Long-range forecasts: how are climate outlooks made?
16 August 2018
Climate outlooks, also called long-range forecasts, tell us which way our weather will lean over the coming months or seasons: Wetter or drier than usual, hotter or colder, or no strong push either way. So, what information goes into them and how are they made?
Climate outlooks can be powerful tools to help you make decisions on activities affected by weather variability—from workforce planning and agricultural methods, to severe weather season preparation or even when to take a holiday.
They work because weather isn’t simply random. Weather is driven by the energy from the sun and by the transfer of energy, mass and momentum between the oceans, atmosphere, ice and land—and all this occurring on a spinning, tilted planet.
In the past, climate outlooks used relationships between the bigger climate drivers, such as El Niño and La Niña, and the average weather for a region at a given time of year. As a blunt instrument for broad areas, that did pretty well—certainly better than pure guesswork. But we now have the climate science and computing technology to calculate a Climate Outlook based on the current state of the oceans, atmosphere, land and ice, and how they are likely to interact and evolve with time.
Gathering the data
Every day the Bureau collects around 40 million observations, from ground stations and ocean buoys to weather balloons, aircraft and satellites. These observations cover every corner of the globe and allow us to create a highly detailed three-dimensional view of the current state of the Earth's environment.

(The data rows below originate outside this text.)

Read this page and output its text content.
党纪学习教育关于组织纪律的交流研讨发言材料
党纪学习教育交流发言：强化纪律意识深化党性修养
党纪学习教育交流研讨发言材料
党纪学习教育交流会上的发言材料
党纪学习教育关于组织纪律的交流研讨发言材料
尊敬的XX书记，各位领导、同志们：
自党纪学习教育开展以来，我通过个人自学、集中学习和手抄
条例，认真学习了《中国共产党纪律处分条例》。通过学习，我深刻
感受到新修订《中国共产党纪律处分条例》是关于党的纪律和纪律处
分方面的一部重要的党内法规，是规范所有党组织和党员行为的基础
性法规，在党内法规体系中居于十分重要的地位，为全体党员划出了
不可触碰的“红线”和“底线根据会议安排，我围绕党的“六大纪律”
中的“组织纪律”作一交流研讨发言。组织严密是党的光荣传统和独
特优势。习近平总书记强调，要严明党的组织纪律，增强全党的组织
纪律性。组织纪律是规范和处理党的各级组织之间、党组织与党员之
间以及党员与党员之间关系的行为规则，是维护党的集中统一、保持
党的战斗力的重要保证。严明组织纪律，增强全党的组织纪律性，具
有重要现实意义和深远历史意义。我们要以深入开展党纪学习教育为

Image: Our observation network gathers information from a vast array of equipment operating from under the sea through to space.

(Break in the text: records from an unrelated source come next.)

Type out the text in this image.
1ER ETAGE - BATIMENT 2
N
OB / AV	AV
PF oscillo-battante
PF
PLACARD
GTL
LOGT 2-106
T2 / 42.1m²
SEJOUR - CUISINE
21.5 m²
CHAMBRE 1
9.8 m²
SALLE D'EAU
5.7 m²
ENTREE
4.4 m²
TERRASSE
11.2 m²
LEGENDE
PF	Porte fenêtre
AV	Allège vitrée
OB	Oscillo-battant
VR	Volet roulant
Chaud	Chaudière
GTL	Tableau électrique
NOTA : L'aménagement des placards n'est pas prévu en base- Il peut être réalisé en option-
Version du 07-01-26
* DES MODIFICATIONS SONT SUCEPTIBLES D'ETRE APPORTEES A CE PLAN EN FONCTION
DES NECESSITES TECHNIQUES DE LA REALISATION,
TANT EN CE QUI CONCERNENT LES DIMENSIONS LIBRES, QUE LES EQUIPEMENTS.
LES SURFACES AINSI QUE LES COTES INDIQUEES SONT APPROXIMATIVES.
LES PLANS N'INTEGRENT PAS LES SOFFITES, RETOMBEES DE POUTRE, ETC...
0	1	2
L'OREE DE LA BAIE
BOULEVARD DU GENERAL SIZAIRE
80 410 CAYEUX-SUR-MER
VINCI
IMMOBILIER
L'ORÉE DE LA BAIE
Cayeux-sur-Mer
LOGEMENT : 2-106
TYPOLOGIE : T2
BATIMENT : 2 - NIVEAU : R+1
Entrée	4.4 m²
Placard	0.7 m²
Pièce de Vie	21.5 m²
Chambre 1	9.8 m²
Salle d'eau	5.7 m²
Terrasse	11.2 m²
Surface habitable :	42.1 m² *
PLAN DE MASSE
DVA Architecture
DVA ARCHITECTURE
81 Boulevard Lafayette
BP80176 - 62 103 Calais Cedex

Our long-range forecast computer model places this huge amount of data into a three-dimensional grid, then uses mathematical relationships that represent the physics of oceans, land, ice and atmosphere, and their interactions, to calculate how each value could change over the next few months. Think of it as taking the conditions we can measure on the globe today, placing them onto a separate but identical world, then fast-forwarding a few months.
Many possible futures
When we look several months ahead, there is a lot of chance for apparently random changes in the weather to occur. This means the weather over the next few months isn't preordained—there are several very real possibilities.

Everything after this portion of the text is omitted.